At FPInnovations, only wildfire chemicals that are supported through the U.S. Forest Service (USFS) qualification process are studied. Canadian wildfire agencies only use those products that adhere to the USFS safety and performance standards. FPInnovations researchers break down the various characteristics of these wildfire chemicals to see which ones are most effective. First, the wildfire chemicals are evaluated for their performance in a laboratory setting. Simultaneously, rheological properties of these wildfire chemicals such as viscosities and response to water hardness are assessed. Once laboratory results are in, FPInnovations researchers transition to field testing of wildfire chemicals from aviation assets. In 2020, a series of field evaluation of drop characteristics in open-field and forested-stand settings were conducted from Sikorsky S-61 ‘heavy’ helicopters.

Environmental considerations

The wildfire chemicals used in aviation response operations undergo a rigorous vetting process conducted by the U.S. Forest Service. Each wildfire chemical is put through a gamut of tests – ranging from corrosion to environmental impacts (mammalian and aquatic toxicity, ecological risk assessments, etc.). This process can take up to two years for qualification and approval for use from aviation assets.
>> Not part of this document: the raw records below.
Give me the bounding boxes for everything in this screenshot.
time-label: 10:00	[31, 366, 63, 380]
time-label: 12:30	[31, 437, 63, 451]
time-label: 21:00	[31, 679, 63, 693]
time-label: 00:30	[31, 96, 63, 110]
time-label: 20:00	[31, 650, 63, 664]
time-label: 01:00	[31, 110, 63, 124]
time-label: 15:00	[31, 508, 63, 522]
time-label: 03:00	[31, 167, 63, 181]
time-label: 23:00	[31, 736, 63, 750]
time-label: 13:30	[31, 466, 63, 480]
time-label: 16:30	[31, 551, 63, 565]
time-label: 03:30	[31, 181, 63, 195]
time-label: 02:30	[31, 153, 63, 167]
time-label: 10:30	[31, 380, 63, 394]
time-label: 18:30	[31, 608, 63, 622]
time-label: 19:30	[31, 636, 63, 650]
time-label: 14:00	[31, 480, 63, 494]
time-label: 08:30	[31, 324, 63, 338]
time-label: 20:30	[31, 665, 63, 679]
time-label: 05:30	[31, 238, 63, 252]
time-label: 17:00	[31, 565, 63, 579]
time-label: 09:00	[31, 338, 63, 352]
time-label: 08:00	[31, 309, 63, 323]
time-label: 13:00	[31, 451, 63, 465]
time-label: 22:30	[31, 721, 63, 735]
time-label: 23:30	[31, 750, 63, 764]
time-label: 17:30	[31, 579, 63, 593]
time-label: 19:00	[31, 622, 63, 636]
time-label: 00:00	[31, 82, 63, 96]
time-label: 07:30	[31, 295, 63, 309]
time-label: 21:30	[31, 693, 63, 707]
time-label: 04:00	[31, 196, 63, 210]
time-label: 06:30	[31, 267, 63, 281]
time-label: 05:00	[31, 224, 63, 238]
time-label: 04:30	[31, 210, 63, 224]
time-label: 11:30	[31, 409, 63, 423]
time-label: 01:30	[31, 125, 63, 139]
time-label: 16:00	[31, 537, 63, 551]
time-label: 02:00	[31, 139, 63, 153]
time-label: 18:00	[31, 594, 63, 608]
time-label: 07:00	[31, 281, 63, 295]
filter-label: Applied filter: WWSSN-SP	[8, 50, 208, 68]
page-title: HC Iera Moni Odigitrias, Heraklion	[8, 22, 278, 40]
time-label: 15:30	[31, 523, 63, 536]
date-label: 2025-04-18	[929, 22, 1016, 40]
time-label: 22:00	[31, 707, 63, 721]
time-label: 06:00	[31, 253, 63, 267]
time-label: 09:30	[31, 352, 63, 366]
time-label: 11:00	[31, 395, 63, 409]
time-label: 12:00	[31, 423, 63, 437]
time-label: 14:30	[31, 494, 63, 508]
The goal of FPInnovations’ aviation research is to provide wildfire agencies with the best knowledge to optimize the use of their aviation assets. Effective response from aviation assets results in a variety of positive impacts – improved fire suppression, reduced response costs and damages, as well as greater safety for first-responders and consequently the public.

Technology and innovation in equipment

While the fundamentals of fighting wildfires haven’t changed, advances in technology and innovation in equipment have allowed FPInnovations’ Wildfire Operations Research group to identify opportunities for agencies to incorporate enabling technologies into their operations. The research group keeps abreast of the latest developments in equipment technology, assess their value, and tests them in an operational environment to assess their efficacy. In conjunction with the Government of Alberta, the group recently conducted several operational trials of high-volume water delivery systems in peat fires, used remotely-piloted aircraft systems (RPAS) for night-time intelligence gathering, and explored hazard mitigation efforts using ground-applied water-enhancers. Ongoing research trials involve the use of advanced thermal imaging cameras to study the heat output from fires, LiDAR from RPAS to collect fuel inventory data around communities, and custom-built lapse rate sensors to detect wildfire blowups.

The Wildfire Operations Research group works on behalf of government agencies to be the first to trial new technology and innovation in an operational environment, assess their efficacy, and deliver key information on their value to a wildfire response agency.